Il fine vita di Antonio
di Marcello Buttazzo –
Dopo Federico Carboni, anche il marchigiano Antonio, tetraplegico da 8 anni dopo un incidente stradale, potrà ricorrere in Italia al suicidio assistito. Antonio, dopo una guerra di tribunali, ha visto accolte le sue istanze dal Comitato etico e dall’Azienda sanitaria locale. E, così quando vorrà, potrà porre fine alla sua vita terrena con un farmaco, senza il bisogno, ad esempio, di dover migrare in una clinica svizzera.
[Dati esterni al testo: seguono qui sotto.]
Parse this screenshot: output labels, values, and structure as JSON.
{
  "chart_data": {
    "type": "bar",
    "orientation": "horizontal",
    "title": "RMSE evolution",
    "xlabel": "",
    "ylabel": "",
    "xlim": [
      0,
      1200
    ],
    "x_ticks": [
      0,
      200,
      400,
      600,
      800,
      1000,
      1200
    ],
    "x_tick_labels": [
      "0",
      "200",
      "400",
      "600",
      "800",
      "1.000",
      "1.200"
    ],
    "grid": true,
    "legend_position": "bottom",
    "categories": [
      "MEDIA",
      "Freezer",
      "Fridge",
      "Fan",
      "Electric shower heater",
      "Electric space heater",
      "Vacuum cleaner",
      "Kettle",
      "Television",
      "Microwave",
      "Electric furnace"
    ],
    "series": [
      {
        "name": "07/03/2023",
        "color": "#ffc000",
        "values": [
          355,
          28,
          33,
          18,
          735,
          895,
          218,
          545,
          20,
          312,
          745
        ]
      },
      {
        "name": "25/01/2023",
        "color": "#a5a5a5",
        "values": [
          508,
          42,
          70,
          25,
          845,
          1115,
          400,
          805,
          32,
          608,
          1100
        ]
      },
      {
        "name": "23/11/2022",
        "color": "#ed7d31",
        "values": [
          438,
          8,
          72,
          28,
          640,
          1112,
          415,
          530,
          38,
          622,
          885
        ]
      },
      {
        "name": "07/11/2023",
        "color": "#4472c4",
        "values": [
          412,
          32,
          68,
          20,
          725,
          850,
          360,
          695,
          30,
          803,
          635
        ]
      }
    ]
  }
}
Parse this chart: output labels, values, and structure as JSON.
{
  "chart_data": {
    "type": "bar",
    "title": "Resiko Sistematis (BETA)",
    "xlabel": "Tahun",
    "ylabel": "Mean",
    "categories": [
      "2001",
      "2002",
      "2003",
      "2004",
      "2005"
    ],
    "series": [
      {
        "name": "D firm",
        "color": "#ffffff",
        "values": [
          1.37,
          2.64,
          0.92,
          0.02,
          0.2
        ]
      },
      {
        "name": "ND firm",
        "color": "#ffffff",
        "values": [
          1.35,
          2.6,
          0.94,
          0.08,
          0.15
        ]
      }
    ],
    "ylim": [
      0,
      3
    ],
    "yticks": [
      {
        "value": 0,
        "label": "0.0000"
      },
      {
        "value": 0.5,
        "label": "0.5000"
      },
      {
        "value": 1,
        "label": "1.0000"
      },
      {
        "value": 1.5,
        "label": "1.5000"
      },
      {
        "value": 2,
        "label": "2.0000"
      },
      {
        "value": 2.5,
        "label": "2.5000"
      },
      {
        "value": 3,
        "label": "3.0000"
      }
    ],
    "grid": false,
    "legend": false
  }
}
Antonio, quando vorrà, potrà stringere le mani dei suoi cari, perché la vita è intangibile e, al contempo, disponibile, ma soprattutto il momento del trapasso è sacro. Il giovane è stato assistito, in questa sua battaglia, dall’Associazione radicale Luca Coscioni, che dal 2001 si batte con umanità per veder riconosciuti i diritti dei diversamente abili e per poter applicare, anche nel nostro Paese, adeguate e liberali leggi sul “fine vita”. Comunque, è evidente che da noi esista un gravissimo vulnus normativo. La Corte Costituzionale, da anni, ha sollecitato il nostro Parlamento a legiferare su una delicata terra di confine. Le proposte di legge sul suicidio assistito e sull’eutanasia sono sempre state affossate. L’iter della legge “Disposizioni in materia di morte volontaria medicalmente assistita”, avviato nel dicembre 2021 alla Camera, è stato contrastato aspramente dal centrodestra. Occorre sgombrare il campo da un equivoco, sponsorizzato arcignamente dai gruppi pro-life più oltranzisti. Affidarsi, in certuni casi estremi, alla “dolce morte” non vuol dire “eliminare” la vita del più fragile. Chi sceglie la “morte opportuna” (per dirla con le parole di Piergiorgio Welby), lo fa solo, in casi particolari, sotto le direttive d’un rigoroso quadro etico, medico e normativo, in caso di fallimento, tra le altre cose, delle cure palliative.